Getting nauseous or light-headed from your workout can indicate that you’re dehydrated or experiencing heat exhaustion. Heat exhaustion can be treated with rest in a cool place, but, if ignored, can lead to heat stroke, which can cause brain damage, organ damage and death.
Exercising while sick is not always ill-advised. It might not be easy, but going for a run when your symptoms are situated above the neck and you’re fever-free may actually make you feel a little better. However, if you have a fever, you need to cool your jets. “If you’re febrile, if you’re over 100 degrees—definitely over 100.5 or so—you should not work out. You put yourself at some risk for viral myocarditis,” says Kaeding. Viral myocarditis is inflammation of the heart muscle and can be fatal. Evidence suggests that exercising while feverish increases a person’s risk of developing this dangerous disorder, as well as dehydration and overheating.
Sore muscles are to be expected after a quality workout. You may also experience some joint soreness during your workout or 20 to 30 minutes after. Beyond that, you may want to be more cautious. “If the next morning, you’re having joint pain that you can attribute or associate to your workout or activity the day before, you’ve probably pushed it too hard,” says Kaeding. Also, if the soreness is getting in the way of normal daily functioning—like going to the bathroom or putting on a shirt—you should give it some rest.
If you’re working out responsibly, you should see your performance improve or at least stay the same. If you notice your performance dropping or you feel especially exhausted by your usual workout, you might be overtraining. Kaeding says this is difficult to evaluate—some researchers are even trying to create blood tests for it—so the best thing to do for now when your performance dips is err on the side of caution and give yourself a break.
In general, doing exercises with proper form is going to give you the best results. When you’re working out, try to focus on quality, not quantity. “If you have to cheat or break form to get another rep or two in, those additional reps are not nearly as beneficial as you think,” says Kaeding. Bad form is a sign that you’ve probably reached your limit and continuing to exercise beyond that makes it more likely that you’ll injure yourself.
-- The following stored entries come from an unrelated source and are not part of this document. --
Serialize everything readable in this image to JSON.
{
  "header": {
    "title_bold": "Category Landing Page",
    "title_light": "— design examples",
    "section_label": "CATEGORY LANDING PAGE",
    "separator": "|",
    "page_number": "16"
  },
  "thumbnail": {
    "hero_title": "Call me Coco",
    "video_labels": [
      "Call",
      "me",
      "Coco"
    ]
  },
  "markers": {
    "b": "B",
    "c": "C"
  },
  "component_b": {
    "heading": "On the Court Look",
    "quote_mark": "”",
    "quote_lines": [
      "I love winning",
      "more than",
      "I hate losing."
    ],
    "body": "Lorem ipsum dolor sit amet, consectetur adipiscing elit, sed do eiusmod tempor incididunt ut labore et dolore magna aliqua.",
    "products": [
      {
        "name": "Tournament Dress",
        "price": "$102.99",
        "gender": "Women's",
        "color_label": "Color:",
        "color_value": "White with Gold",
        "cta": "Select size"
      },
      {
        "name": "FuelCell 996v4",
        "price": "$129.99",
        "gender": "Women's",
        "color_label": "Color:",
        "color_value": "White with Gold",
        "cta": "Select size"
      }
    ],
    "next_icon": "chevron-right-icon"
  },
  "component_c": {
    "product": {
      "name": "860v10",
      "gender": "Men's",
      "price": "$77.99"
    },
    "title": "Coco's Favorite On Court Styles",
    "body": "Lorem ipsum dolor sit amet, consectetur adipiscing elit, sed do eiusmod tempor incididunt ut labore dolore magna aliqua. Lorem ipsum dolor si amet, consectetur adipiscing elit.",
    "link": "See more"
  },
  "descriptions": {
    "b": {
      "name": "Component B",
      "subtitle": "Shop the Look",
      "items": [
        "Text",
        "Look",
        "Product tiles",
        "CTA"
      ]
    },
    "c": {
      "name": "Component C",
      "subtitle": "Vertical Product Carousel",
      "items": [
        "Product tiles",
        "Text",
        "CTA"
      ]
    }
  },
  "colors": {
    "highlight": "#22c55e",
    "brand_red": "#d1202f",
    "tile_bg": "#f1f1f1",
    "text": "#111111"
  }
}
If your physical performance is lagging, there is a good chance that you feel a little mentally off as well. While physical activity is often linked to decreases in depression and anxiety, overtraining can increase depression, irritability and moodiness. A common sentiment amongst athletes who are overtrained is that they lose their competitive spirit and enthusiasm for their sport.
In most cases, exercise can help regulate our sleep cycle. Being active during the day can help us rest easier at night. If you’re overtraining, the opposite may occur. Pushing your body too hard can cause insomnia or oversleeping. A recent study of 27 male triathletes found that those who were put in the overload training group slept for less time and less efficiently than those in the regular workout group. Their sleep habits returned to normal as their workouts tapered off.